Et Clément, ne t’en déplaise, le débat sur le futur statut politique du Québec m’apparaît comme bien peu prioritaire. Pas par conviction, crois-moi. Mais surtout parce que je ne suis pas convaincue que même indépendant, la gestion de cette crise aurait été plus efficace. Mais peut-être que je me trompe.
Quelles sont les convictions que ça a renforcé chez-moi et celles qui se trouvent ébranlées — et pourquoi?
Ma foi en la nature humaine a été à a fois renforcée et ébranlée. Bien sûr, les niaiseries montées en épingles dans les média m’ont parfois fait pousser des soupirs à déménager les meubles du salon dans la cuisine… bien sûr, les théories du complot ne cessent de m’étonner.
J’ai aussi la conviction intime que nous avons, en temps de crise, un besoin collectif de s’identifier à un héros, conviction renforcée par notre attitude. Le tandem Caillé-Bouchard du verglas. Le trio Legault-Arruda-McCaan de la pandémie. Le problème, avec les héros, c’est de durer dans le temps. Parce que si on aime moins nos héros, nous serons moins tenté d’obéir aux ordres…
La crise aura aussi renforcé cette conviction que nos gouvernements et que nos concitoyens ne réagissent que lorsque l’horreur frappe. La situation des CHSLD, tout comme celle de la DPJ, ne sont pas nouvelles, mais elles ont été ignorées. Ce que Jean-Luc Mongrain appelait l’huile sur la roue qui grince. On s’indigne collectivement, comme on fait du pain tout le monde en même temps… Ricardo aux fourneaux ou Legault au Parlement, même combat!
Je suis également convaincue que nous sommes nos propres freins quand vient le temps d’accélérer le tempo. À preuve, la vitesse avec laquelle le gouvernement fédéral a mis sur pied les prestations d’urgence, avec comme motivation « le mieux est l’ennemi du bien » et qu’à force de chercher la perfection, on n’aboutit jamais. Oui, il y aura des dérapages et des choses à rectifier, après. Mais je suis plus qu’agréablement surprise, surtout considérant que c’est le même gouvernement qui n’a toujours pas réussi à régler Phénix, même après 4 ans…
D’autres convictions ne sont pas encore ébranlées, mais pourraient l’être en sortie de crise. J’aimerais croire que nous aurons la maturité pour faire les débats qui nous attendent, que la solidarité dont nous avons fait preuve ne s’effritera pas au contact de nos intérêts particuliers.
Comment cela a transformé l’homme (politique?) que je suis — et quels effets ça aura sur mon discours et sur ma façon d’agir?
Je n’ai jamais été outrageusement partisane.

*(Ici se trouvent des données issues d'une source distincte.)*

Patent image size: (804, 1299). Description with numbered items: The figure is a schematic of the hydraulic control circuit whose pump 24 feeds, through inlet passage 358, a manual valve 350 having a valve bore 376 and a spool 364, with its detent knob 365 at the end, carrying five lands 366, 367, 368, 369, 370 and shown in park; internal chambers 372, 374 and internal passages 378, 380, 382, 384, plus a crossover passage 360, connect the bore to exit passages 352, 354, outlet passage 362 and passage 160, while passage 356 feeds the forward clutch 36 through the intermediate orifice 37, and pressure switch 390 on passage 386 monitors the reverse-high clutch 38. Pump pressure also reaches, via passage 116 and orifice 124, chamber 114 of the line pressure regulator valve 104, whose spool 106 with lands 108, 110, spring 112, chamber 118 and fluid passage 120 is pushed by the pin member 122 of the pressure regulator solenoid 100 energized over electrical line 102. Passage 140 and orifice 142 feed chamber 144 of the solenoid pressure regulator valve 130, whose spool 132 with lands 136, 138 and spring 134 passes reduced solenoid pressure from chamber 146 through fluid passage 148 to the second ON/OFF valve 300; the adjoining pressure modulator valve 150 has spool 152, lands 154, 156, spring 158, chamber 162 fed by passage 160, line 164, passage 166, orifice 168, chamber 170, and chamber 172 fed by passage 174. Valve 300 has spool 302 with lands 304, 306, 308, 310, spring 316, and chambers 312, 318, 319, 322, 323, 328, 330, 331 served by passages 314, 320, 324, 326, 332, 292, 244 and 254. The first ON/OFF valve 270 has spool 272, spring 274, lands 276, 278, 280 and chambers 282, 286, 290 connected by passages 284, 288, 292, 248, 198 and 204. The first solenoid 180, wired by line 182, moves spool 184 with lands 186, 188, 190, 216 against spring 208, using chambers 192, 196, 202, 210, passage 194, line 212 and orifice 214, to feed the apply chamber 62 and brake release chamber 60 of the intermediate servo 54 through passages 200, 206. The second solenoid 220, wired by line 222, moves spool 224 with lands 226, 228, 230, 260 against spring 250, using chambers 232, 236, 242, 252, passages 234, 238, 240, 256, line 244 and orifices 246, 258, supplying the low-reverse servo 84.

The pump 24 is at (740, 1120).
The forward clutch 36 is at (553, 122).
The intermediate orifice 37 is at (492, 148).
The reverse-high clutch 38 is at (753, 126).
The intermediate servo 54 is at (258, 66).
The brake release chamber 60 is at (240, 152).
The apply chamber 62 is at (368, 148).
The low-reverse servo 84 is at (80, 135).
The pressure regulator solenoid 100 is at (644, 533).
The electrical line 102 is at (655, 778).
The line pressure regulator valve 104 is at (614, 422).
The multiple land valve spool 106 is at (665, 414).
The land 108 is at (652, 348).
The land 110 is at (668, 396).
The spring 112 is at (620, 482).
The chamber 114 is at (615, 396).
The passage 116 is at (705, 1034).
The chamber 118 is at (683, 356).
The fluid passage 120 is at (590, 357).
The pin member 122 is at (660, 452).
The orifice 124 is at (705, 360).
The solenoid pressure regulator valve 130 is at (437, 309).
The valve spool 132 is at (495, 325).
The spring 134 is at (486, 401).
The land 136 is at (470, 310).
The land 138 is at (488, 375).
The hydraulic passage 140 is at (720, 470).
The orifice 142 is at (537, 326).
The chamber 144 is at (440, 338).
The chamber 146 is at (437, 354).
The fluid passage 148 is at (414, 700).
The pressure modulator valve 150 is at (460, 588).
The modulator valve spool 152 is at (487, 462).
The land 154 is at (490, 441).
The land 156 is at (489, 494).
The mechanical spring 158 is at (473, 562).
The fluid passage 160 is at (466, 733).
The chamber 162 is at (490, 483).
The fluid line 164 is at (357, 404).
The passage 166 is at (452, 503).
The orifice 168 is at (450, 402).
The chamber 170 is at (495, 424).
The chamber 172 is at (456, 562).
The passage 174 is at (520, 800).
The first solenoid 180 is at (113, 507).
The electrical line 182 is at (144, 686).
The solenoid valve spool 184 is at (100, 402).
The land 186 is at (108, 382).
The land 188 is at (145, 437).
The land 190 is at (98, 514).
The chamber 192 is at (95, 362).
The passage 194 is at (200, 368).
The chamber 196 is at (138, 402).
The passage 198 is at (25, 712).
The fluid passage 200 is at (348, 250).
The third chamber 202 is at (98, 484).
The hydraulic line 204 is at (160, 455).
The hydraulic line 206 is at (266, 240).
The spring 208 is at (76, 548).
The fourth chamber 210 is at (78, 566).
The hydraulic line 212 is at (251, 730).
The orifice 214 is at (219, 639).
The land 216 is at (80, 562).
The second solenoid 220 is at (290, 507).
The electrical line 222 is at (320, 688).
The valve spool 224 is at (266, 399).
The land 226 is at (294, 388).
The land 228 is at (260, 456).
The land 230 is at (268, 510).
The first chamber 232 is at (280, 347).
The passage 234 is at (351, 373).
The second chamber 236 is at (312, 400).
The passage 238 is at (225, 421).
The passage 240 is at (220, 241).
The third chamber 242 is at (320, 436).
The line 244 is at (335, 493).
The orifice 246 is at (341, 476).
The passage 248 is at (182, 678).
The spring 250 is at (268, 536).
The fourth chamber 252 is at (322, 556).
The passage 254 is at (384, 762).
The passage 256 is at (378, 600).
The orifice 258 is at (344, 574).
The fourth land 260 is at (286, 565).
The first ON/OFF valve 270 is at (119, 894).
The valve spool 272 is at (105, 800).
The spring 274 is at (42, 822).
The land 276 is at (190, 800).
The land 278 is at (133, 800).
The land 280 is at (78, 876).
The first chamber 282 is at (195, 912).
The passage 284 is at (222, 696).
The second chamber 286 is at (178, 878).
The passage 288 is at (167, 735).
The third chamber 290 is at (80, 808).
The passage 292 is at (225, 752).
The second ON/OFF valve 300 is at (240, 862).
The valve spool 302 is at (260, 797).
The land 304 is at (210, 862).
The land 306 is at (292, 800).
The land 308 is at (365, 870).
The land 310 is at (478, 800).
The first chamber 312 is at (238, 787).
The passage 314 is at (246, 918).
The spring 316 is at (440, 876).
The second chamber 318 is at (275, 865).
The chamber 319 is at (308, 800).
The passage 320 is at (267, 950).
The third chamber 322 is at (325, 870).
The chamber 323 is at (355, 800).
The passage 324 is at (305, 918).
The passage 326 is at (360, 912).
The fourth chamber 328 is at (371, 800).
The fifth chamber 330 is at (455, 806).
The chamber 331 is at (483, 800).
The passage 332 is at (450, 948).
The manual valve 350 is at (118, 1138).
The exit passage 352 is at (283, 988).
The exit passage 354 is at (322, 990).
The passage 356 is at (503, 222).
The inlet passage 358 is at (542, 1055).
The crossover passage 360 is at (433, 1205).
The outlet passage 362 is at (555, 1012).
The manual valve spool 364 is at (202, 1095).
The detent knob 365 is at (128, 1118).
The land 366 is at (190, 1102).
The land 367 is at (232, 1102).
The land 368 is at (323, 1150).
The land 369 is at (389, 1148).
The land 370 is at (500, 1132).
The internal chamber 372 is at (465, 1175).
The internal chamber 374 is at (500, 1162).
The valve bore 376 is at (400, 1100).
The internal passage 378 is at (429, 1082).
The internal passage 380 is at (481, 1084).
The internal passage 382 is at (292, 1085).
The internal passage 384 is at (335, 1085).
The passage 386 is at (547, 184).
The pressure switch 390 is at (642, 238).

Et ma plus belle surprise est que la classe politique, à quelques exceptions près, a laissé de côté, jusqu’à présent, les jeux politiques, les intrigues de coulisses et les autres niaiseries qui discréditent le métier de politicien. J’aimerais que ça se poursuive, mais c’est utopique de penser ça, je le sais.
Par contre, je crois sincèrement que la manière de faire de la politique sera changée. Parce que les citoyens, qui ont vu autre chose pendant cette crise, ne permettront pas un retour à de la petite politique partisane.
C’est ce discours que j’aimerais tenir. Celui qui prône le rassemblement, la recherche du point commun, l’argument qui convainc plutôt que l’argument qui détruit. L’ouverture aux autres, l’écoute plutôt que la parole.
Je m’impliquerai également plus au travail, dans la recherche de solutions qui permettent de mieux concilier le travail et la famille. Le gouvernement a pris, dans certains ministères à contre-coeur, le chemin irréversible du télétravail. Le virage de l’évaluation en fonction des livrables plutôt que de la présence au bureau. J’ai envie de mettre mon expérience de gestionnaire au service de mes collègues encore plus que je l’ai fait depuis mon retour à la fonction publique.
Voilà. C’est long, très long. Désolée Clément. J’essayerai d’être plus succincte la prochaine fois!